Now I wanted to punch Scott. “I was
sleeping
. That’s what people do this time of night. Shut that light off.”
“Don’t be such a poor sport. Come on, tell me, what do you get when you mix three alcoholics?” He reeked of bourbon, and cigar smoke.
“Don’t you mean
alcohols
?”
“No—
alcoholics
. I am a wordsmith, you know. I always,
always
choose le mot juste.”
“If I answer, will you promise to bathe before you come to bed?”
“Sorry, madam, you’ve taken too long. You get
Love’s Betrayal, or A Simple Story of Incest
.” He leaped off the bed and began loosening his belt. “I’ve just finished the screenplay, and we’re shooting it over at Grace Moore’s villa, starting tomorrow.”
“Tell me I didn’t hear you right.
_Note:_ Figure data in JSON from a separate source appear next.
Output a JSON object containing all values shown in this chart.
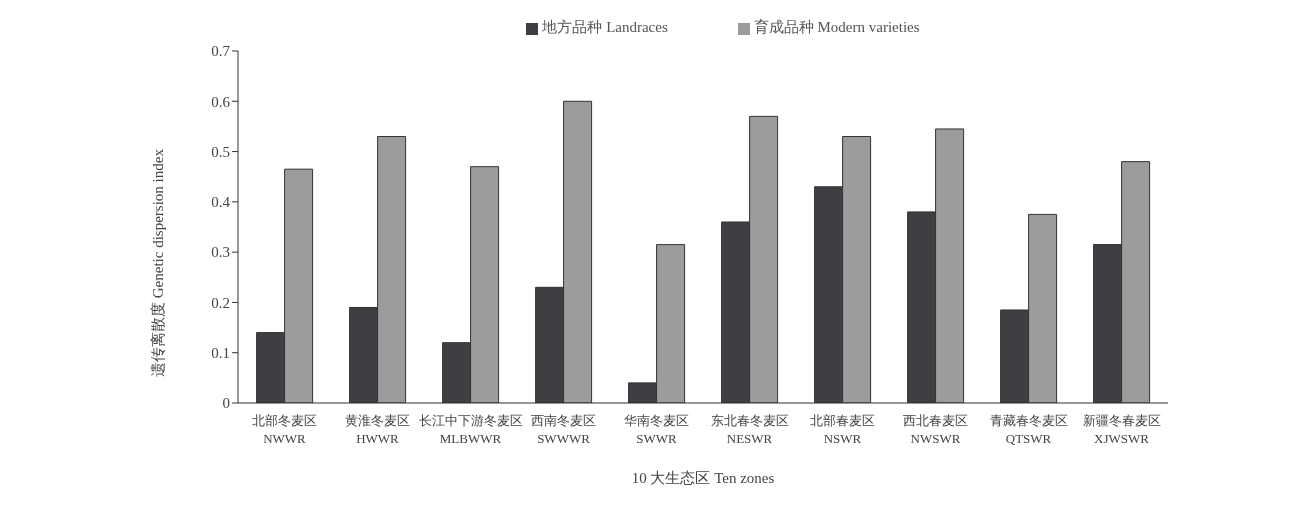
{
  "chart_data": {
    "type": "bar",
    "xlabel": "10 大生态区  Ten zones",
    "ylabel": "遗传离散度  Genetic dispersion index",
    "categories": [
      "北部冬麦区\nNWWR",
      "黄淮冬麦区\nHWWR",
      "长江中下游冬麦区\nMLBWWR",
      "西南冬麦区\nSWWWR",
      "华南冬麦区\nSWWR",
      "东北春冬麦区\nNESWR",
      "北部春麦区\nNSWR",
      "西北春麦区\nNWSWR",
      "青藏春冬麦区\nQTSWR",
      "新疆冬春麦区\nXJWSWR"
    ],
    "series": [
      {
        "name": "地方品种  Landraces",
        "color": "#403e42",
        "values": [
          0.14,
          0.19,
          0.12,
          0.23,
          0.04,
          0.36,
          0.43,
          0.38,
          0.185,
          0.315
        ]
      },
      {
        "name": "育成品种  Modern  varieties",
        "color": "#9c9c9c",
        "values": [
          0.465,
          0.53,
          0.47,
          0.6,
          0.315,
          0.57,
          0.53,
          0.545,
          0.375,
          0.48
        ]
      }
    ],
    "ylim": [
      0,
      0.7
    ],
    "yticks": [
      0,
      0.1,
      0.2,
      0.3,
      0.4,
      0.5,
      0.6,
      0.7
    ],
    "grid": false,
    "legend": "top"
  }
}
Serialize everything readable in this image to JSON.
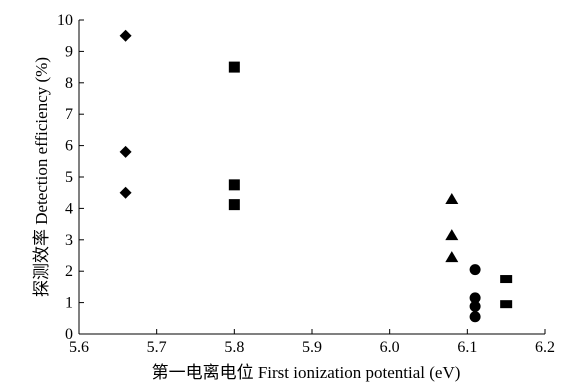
{
  "chart_data": {
    "type": "scatter",
    "xlabel": "第一电离电位 First ionization potential (eV)",
    "ylabel": "探测效率 Detection efficiency (%)",
    "xlim": [
      5.6,
      6.2
    ],
    "ylim": [
      0,
      10
    ],
    "x_ticks": [
      "5.6",
      "5.7",
      "5.8",
      "5.9",
      "6.0",
      "6.1",
      "6.2"
    ],
    "y_ticks": [
      "0",
      "1",
      "2",
      "3",
      "4",
      "5",
      "6",
      "7",
      "8",
      "9",
      "10"
    ],
    "grid": false,
    "legend": "none",
    "series": [
      {
        "marker": "diamond",
        "x": [
          5.66,
          5.66,
          5.66
        ],
        "y": [
          9.5,
          5.8,
          4.5
        ]
      },
      {
        "marker": "square",
        "x": [
          5.8,
          5.8,
          5.8
        ],
        "y": [
          8.5,
          4.75,
          4.12
        ]
      },
      {
        "marker": "triangle",
        "x": [
          6.08,
          6.08,
          6.08
        ],
        "y": [
          4.3,
          3.15,
          2.45
        ]
      },
      {
        "marker": "circle",
        "x": [
          6.11,
          6.11,
          6.11,
          6.11
        ],
        "y": [
          2.05,
          1.15,
          0.88,
          0.55
        ]
      },
      {
        "marker": "rectangle",
        "x": [
          6.15,
          6.15
        ],
        "y": [
          1.75,
          0.95
        ]
      }
    ]
  }
}
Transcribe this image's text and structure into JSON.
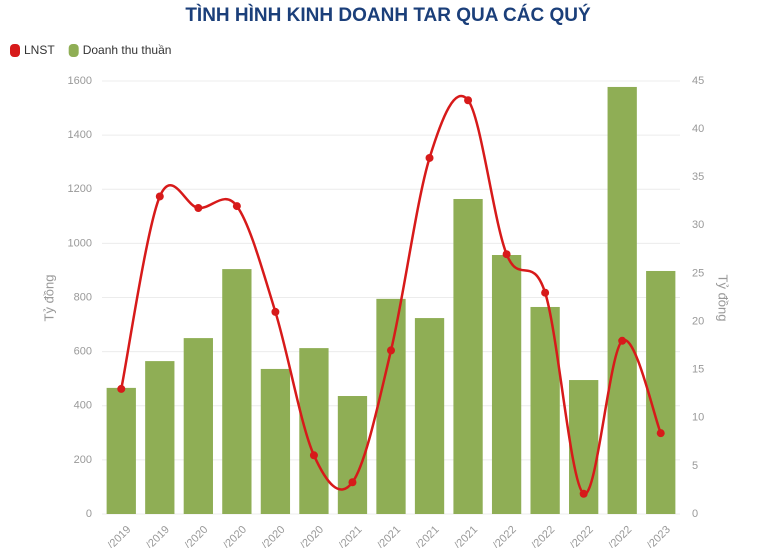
{
  "chart_data": {
    "type": "bar-line",
    "title": "TÌNH HÌNH KINH DOANH TAR QUA CÁC QUÝ",
    "categories": [
      "/2019",
      "/2019",
      "/2020",
      "/2020",
      "/2020",
      "/2020",
      "/2021",
      "/2021",
      "/2021",
      "/2021",
      "/2022",
      "/2022",
      "/2022",
      "/2022",
      "/2023"
    ],
    "series": [
      {
        "name": "LNST",
        "color": "#d71a1a",
        "type": "line",
        "axis": "y2",
        "values": [
          13,
          33,
          31.8,
          32,
          21,
          6.1,
          3.3,
          17,
          37,
          43,
          27,
          23,
          2.1,
          18,
          8.4
        ]
      },
      {
        "name": "Doanh thu thuần",
        "color": "#8fae55",
        "type": "bar",
        "values": [
          466,
          565,
          650,
          905,
          536,
          613,
          436,
          795,
          724,
          1164,
          957,
          765,
          495,
          1578,
          898
        ]
      }
    ],
    "ylabel": "Tỷ đồng",
    "y2label": "Tỷ đồng",
    "ylim": [
      0,
      1600
    ],
    "yticks": [
      0,
      200,
      400,
      600,
      800,
      1000,
      1200,
      1400,
      1600
    ],
    "y2lim": [
      0,
      45
    ],
    "y2ticks": [
      0,
      5,
      10,
      15,
      20,
      25,
      30,
      35,
      40,
      45
    ],
    "grid": true,
    "legend": "top-left"
  }
}
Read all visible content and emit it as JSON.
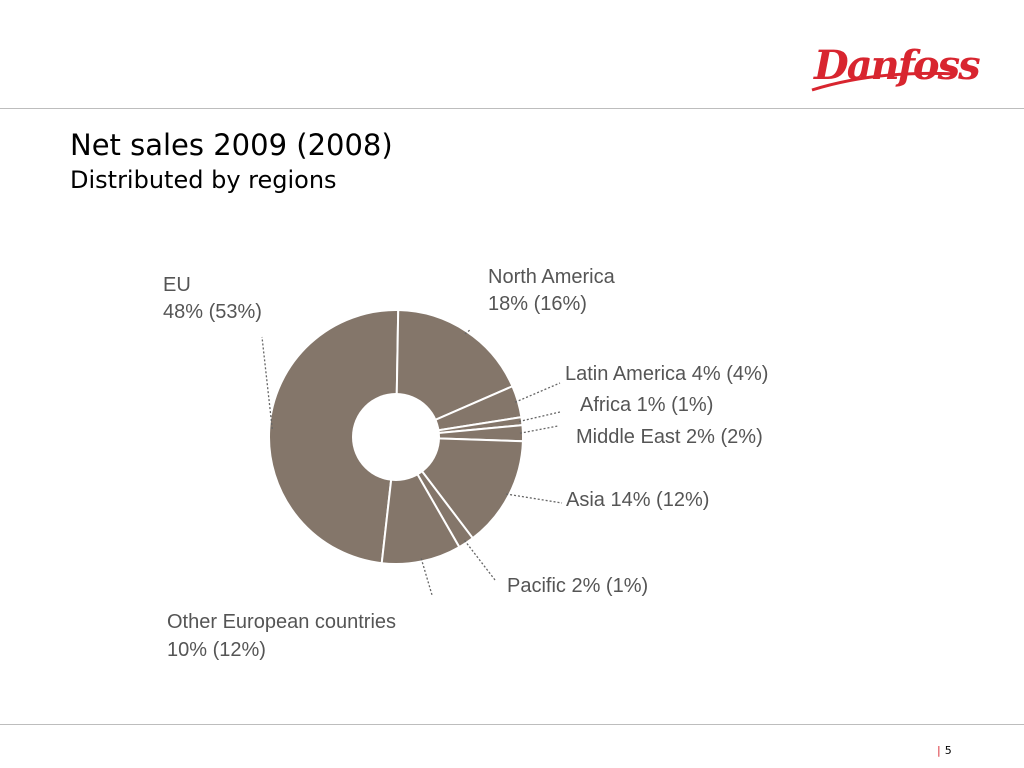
{
  "header": {
    "logo_text": "Danfoss"
  },
  "slide": {
    "title": "Net sales 2009 (2008)",
    "subtitle": "Distributed by regions",
    "page_number": "5"
  },
  "colors": {
    "slice": "#84766a",
    "slice_border": "#ffffff",
    "leader": "#666666",
    "brand": "#d8252f"
  },
  "chart_data": {
    "type": "pie",
    "hole": true,
    "unit": "%",
    "series": [
      {
        "name": "2009",
        "values": [
          48,
          18,
          4,
          1,
          2,
          14,
          2,
          10
        ]
      },
      {
        "name": "2008",
        "values": [
          53,
          16,
          4,
          1,
          2,
          12,
          1,
          12
        ]
      }
    ],
    "categories": [
      "EU",
      "North America",
      "Latin America",
      "Africa",
      "Middle East",
      "Asia",
      "Pacific",
      "Other European countries"
    ],
    "labels": {
      "eu_name": "EU",
      "eu_value": "48% (53%)",
      "north_america_name": "North America",
      "north_america_value": "18% (16%)",
      "latin_america": "Latin America 4% (4%)",
      "africa": "Africa 1% (1%)",
      "middle_east": "Middle East 2% (2%)",
      "asia": "Asia 14% (12%)",
      "pacific": "Pacific 2% (1%)",
      "other_europe_name": "Other European countries",
      "other_europe_value": "10% (12%)"
    }
  }
}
Y’all are making a movie about
incest
?”
“Don’t scowl like that, it puts the most unattractive lines across your forehead.” He dropped back onto the bed still half-dressed and leaned against his pillow. “Oh, God, is it going to be funny. Grace will play Princess Alluria, the most wicked woman in Europe—”
“I don’t need to know any more. Turn the light off so I can get some sleep.”
“And we’re going to paint all the title cards right on the walls, to save the trouble of cutting them into the film.”
He held his arms out the way a director might when framing a scene. “‘Her tits were perfect halves of peaches, firm and ripe and golden from the sun.’”
“I said I don’t want to hear this. Just keep it to yourself.”
“‘These she displayed at any urging. But her juices she saved for only those she favored most.’”
I got out of bed, grabbed my pillow, and left the room.
* * *
In mid-August, Scott returned from a luncheon at Villa America. “Hadley’s given up.” He said this as if it was Hadley we should blame; the old girl was obviously deficient in some way. “They say they’re getting a divorce. Ernest’s just a mess over it.”
“Is he, now?” I was on the terrace at my easel, trying to perfect the shades of orange in my dancing girl’s dress.
“You don’t sound sympathetic in the least.”
“I have great sympathy—for Hadley. If you see her before I do, tell her I said, ‘Good riddance.’”
The marriage wasn’t over yet, though. Hem being Hem, he would prolong the agony when they got back to Paris, acting the innocent while letting his marriage bleed for months, until he’d tortured Hadley sufficiently for her to finally put the sword between the bull’s shoulder blades herself.